If it were possible for Ernie to retire hundreds of times, he might acquire enough observations to determine the best path based on the available data, and heuristics wouldn’t be necessary (giving way to more computationally demanding but available strategies). But absent that information, and given Ernie’s retirement aspiration, it can make more sense for him to use a heuristic method, such as “imitate the majority” (e.g., retiring at the same time most of your friends are retiring), and then to make any incremental adjustments along the way as necessary.
In Example 1, the “imitate the majority” heuristic may be a reasonable method for Ernie to employ, since he has a group of best friends with shared financial situations and retirement goals. But it’s important to note that the use of particular heuristics is highly dependent on situational context, and also prone to (potentially severe) error.
Example 2: Continuing the prior example, imagine that Ernie has an eclectic group of friends with different financial circumstances. Some were very successful entrepreneurs who retired very early in their 30’s, and some are still working part-time well into their 70’s. Nobody other than Ernie wants to play golf after they retire. In this case, the “imitate the majority” heuristic may be ill-advised, because there is no clear trend of the majority of Ernie’s friends. Instead, then, ‘imitate the successful’ may be a better heuristic for Ernie to rely on, by seeking out similar individuals who have successfully navigated the path he wishes to pursue, and then imitating their behavior instead.
In the context of having sparse information with no discernable pattern, it becomes less surprising that there are some strongly entrenched financial rules of thumb that many Americans rely on (e.g., save 10%) that are hard to argue against, provide at least a minimum level of prudence, and often really do get people more than close enough to their goals without doing a great deal of additional (time-demanding or costly) work.
Of course, many financial planners will run the numbers and conclude that our clients need to save more than 10%, but, excluding cases where people are getting a late start saving, this could actually be a case where experts are tending to overestimate how much is actually needed given that most financial planners (and the tools they use) do not account for how spending typically declines in retirement, and we also often fail to account for how more realistic earning patterns influence safe savings rates. In other words, it’s a scenario where the heuristic may actually be ample, while the calculational tools try too hard to fit the available data and add precision without necessarily increasing accuracy (akin to the weather model using a 12th degree polynomial when the 4th degree was not perfect but still best with the limited data available).
On the other hand, there are certain types of financial decisions involving robust data that we can be much more confident relying on. For example, decisions involving investment strategies, longevity assumptions, and other factors which provide a high number of observations (albeit perhaps with a high degree of noise, which may still be problematic, although there’s evidence that variability is declining in areas such as longevity), may be better suited for less heuristic-driven and more analytically-driven ‘optimal’ decision-making strategies.

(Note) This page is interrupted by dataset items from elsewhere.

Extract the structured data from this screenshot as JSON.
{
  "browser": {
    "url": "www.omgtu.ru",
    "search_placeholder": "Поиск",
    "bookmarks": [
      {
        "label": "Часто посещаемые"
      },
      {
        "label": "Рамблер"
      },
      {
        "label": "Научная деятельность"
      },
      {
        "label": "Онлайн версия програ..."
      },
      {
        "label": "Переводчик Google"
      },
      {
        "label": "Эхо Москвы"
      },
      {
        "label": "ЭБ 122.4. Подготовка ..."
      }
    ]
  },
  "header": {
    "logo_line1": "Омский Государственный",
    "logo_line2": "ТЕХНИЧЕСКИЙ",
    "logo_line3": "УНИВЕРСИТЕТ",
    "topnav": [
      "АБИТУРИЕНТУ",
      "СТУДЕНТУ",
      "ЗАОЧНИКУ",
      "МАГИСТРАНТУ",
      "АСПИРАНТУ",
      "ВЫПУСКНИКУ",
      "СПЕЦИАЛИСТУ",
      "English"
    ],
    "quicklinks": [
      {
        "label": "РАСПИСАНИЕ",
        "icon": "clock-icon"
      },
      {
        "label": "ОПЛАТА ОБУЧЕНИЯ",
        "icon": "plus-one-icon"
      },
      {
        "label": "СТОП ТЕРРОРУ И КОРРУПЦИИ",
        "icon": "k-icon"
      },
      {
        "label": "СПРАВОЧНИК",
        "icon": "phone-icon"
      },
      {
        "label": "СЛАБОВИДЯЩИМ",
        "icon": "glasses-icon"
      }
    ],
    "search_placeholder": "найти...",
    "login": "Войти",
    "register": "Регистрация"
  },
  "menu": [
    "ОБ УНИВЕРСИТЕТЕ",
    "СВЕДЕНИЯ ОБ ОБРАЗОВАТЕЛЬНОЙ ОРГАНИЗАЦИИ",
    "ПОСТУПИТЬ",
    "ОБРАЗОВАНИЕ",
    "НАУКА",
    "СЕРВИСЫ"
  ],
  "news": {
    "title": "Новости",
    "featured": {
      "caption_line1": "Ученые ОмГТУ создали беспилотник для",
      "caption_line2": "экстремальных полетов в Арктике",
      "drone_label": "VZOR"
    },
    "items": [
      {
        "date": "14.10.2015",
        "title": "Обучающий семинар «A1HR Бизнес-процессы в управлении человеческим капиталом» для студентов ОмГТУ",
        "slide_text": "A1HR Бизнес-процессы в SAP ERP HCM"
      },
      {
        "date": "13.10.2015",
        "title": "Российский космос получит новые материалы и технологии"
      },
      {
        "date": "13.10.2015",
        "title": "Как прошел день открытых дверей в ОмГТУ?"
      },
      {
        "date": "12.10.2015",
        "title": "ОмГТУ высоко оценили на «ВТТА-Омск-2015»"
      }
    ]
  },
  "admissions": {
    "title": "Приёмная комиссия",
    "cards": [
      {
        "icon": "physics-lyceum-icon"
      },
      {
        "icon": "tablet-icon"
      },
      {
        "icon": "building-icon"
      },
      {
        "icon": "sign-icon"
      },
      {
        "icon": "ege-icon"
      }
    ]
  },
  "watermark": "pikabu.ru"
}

Ultimately, the key point is that we shouldn’t treat bias and heuristics as something that should be avoided at all costs. We should think carefully about the environmental conditions in which bias and heuristics are deployed, and particularly pay attention to whether deploying additional cognitive resources will actually improve our ability to predict. If not—and particularly if additional cognitive resources actually reduces our ability to predict—then we should embrace the rationality of biases and heuristics.